Rauchwerger, along with fellow board member Jamie Richter, co-chairs a committee overseeing the process of bringing Temple Anshe Sholom and Beth Jacob Synagogue under one roof, something he believes will create more community cohesiveness. “It’s how do we keep (both shuls) going, and getting everybody together and make it a thriving community,” he says.
While Rauchwerger believes the traditional model of joining a synagogue or a JCC “doesn’t work” for his generation, young families are still looking to be engaged in Jewish life. That’s where he sees the Hamilton Jewish Federation playing a role.
Jason Waxman, 34, agrees. The former JCC co-president joined the Federation board two years ago, when the two organizations merged their boards.
“One of the driving forces behind JHamilton was to have as many Jewish organizations under one roof,” he says. “There’s something to be said for being able to walk to somebody’s office from a different organization versus having to set up a meeting. So I think there’s a huge possibility for synergy among the organizations that wasn’t there before. There’s a huge cost saving for all being in one building.”
Waxman says his community involvement — he also serves on the board of Shalom Village — comes from a desire to contribute and have a say in how things function. “I have four little kids and I have a vested interest in their success in the community,” he says.
Waxman says his inspiration to devote so much of his time comes from two sources: the example of his grandfather, the late Morris Waxman, who was president of the Adas Israel Congregation for many years, and the Adas community itself. “When you see your peers heavily involved in things, it’s a positive impetus to get you involved as well. There’s a huge element of taking care of one another. It’s really an amazing thing,” he says.

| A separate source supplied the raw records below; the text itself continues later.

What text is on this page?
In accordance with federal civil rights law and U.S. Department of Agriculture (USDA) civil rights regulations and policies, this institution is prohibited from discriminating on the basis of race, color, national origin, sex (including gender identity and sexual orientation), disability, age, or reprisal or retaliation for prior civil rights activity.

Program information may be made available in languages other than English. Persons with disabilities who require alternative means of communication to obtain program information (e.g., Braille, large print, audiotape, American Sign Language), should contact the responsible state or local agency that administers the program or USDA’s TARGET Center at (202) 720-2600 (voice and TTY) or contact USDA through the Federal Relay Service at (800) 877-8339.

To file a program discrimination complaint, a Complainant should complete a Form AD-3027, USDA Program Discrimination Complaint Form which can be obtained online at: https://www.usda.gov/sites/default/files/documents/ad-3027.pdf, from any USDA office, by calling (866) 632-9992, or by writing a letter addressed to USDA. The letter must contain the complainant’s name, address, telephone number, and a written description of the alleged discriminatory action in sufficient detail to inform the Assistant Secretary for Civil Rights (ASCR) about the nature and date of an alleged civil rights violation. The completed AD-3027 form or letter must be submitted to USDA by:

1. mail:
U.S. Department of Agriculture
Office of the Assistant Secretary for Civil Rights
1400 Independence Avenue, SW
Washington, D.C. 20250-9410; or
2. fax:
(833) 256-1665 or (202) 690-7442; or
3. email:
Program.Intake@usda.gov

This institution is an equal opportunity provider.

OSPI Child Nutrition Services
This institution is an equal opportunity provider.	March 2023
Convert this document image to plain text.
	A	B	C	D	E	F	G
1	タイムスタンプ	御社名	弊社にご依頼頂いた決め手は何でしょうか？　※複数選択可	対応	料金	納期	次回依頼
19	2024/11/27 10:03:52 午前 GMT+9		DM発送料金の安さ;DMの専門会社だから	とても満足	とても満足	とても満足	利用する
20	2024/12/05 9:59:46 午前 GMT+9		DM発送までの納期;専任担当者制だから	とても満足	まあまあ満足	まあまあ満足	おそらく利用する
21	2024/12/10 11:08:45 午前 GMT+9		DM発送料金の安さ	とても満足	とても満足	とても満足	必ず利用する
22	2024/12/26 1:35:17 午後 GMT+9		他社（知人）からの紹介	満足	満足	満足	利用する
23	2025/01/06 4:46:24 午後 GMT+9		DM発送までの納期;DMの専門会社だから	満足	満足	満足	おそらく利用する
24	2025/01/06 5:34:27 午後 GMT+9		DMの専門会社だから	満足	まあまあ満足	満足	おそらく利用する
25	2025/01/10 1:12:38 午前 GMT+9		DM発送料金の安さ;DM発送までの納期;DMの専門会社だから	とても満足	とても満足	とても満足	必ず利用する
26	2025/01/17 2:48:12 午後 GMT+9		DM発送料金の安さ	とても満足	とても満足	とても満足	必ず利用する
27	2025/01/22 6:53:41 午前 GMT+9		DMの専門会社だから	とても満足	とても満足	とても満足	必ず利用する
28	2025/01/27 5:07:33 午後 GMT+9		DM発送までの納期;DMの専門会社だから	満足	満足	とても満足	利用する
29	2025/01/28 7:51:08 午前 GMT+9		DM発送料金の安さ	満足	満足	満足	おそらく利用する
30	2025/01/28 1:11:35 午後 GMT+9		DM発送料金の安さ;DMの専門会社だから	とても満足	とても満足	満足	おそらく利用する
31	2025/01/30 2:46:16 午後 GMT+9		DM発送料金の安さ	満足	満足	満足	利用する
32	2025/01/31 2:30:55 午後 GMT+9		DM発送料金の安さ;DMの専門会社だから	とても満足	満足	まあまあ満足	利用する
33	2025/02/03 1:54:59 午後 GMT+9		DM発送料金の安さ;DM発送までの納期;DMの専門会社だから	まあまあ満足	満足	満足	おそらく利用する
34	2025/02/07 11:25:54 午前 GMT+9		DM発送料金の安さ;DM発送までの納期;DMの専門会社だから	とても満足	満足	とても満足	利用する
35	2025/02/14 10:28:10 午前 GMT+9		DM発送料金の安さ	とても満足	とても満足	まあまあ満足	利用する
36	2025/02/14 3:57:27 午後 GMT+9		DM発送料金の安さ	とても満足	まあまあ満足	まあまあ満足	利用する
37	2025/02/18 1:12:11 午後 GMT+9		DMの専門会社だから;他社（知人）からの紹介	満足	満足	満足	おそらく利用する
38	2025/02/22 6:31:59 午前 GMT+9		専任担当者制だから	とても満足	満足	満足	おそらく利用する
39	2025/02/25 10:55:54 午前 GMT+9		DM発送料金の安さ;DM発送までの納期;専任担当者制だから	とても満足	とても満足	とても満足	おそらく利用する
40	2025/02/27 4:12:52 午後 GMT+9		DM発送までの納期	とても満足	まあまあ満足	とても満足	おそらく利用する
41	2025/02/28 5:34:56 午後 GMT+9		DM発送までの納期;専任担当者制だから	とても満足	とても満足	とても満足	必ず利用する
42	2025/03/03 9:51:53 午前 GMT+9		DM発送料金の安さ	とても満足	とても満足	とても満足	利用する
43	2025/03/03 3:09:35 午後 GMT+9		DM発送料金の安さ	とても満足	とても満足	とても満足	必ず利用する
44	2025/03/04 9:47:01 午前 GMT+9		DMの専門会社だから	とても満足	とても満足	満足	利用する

Waxman also says that sitting on the Federation board has opened his eyes to the growing number of young families moving to Hamilton and he’s optimistic that JHamilton programming can bring the community together. “We’re seeing things open up. We were able to successfully run Camp Kadimah which was great,” he says.
Jamie Richter, 43, had already devoted a good part of the last 12 months to discussions about the future of Hamilton’s Conservative and Reform synagogues, when Gustavo Rymberg asked him to join the Federation board last spring. What made the busy father of two who runs the Bay-King Chrysler/Dodge/Jeep dealership say yes?
“My respect for him. I think he’s done a great job in the community. He’s been hugely involved in every little piece of it. He’s willing to give his time for anything that anyone asks him for, so if he’s willing to do that, I can give back a little bit more,” said Richter.
It takes vision and courage to consider partnering with another congregation for the sake of a stronger, more unified community, and it takes strong leadership to inspire stakeholders to move in that direction. That Richter and his friend Rauchwerger are suited for the task ahead becomes clear when listening to Richter’s clear-headed thinking on the subject.
“Until now, people have been trying to keep (the two synagogues) sustained for all these years and I think we came into a fork in the road that we said either it’s one way or the other,” he said. “If you can bring the synagogues together and they can be financially a little more stable, instead of just trying to maintain what they have, it can be more of a cohesive Jewish community. I think is a win/win for everybody in the community.”
Whether the strength and unity of Jewish Hamilton of the 1950s and ‘60s can ever be recreated, only time will tell, but all of Federation’s new young leaders agree that more community cohesiveness is desperately needed in a post-COVID world. “Community cohesiveness is the new catchword,” says Richter. “Everyone wants it.”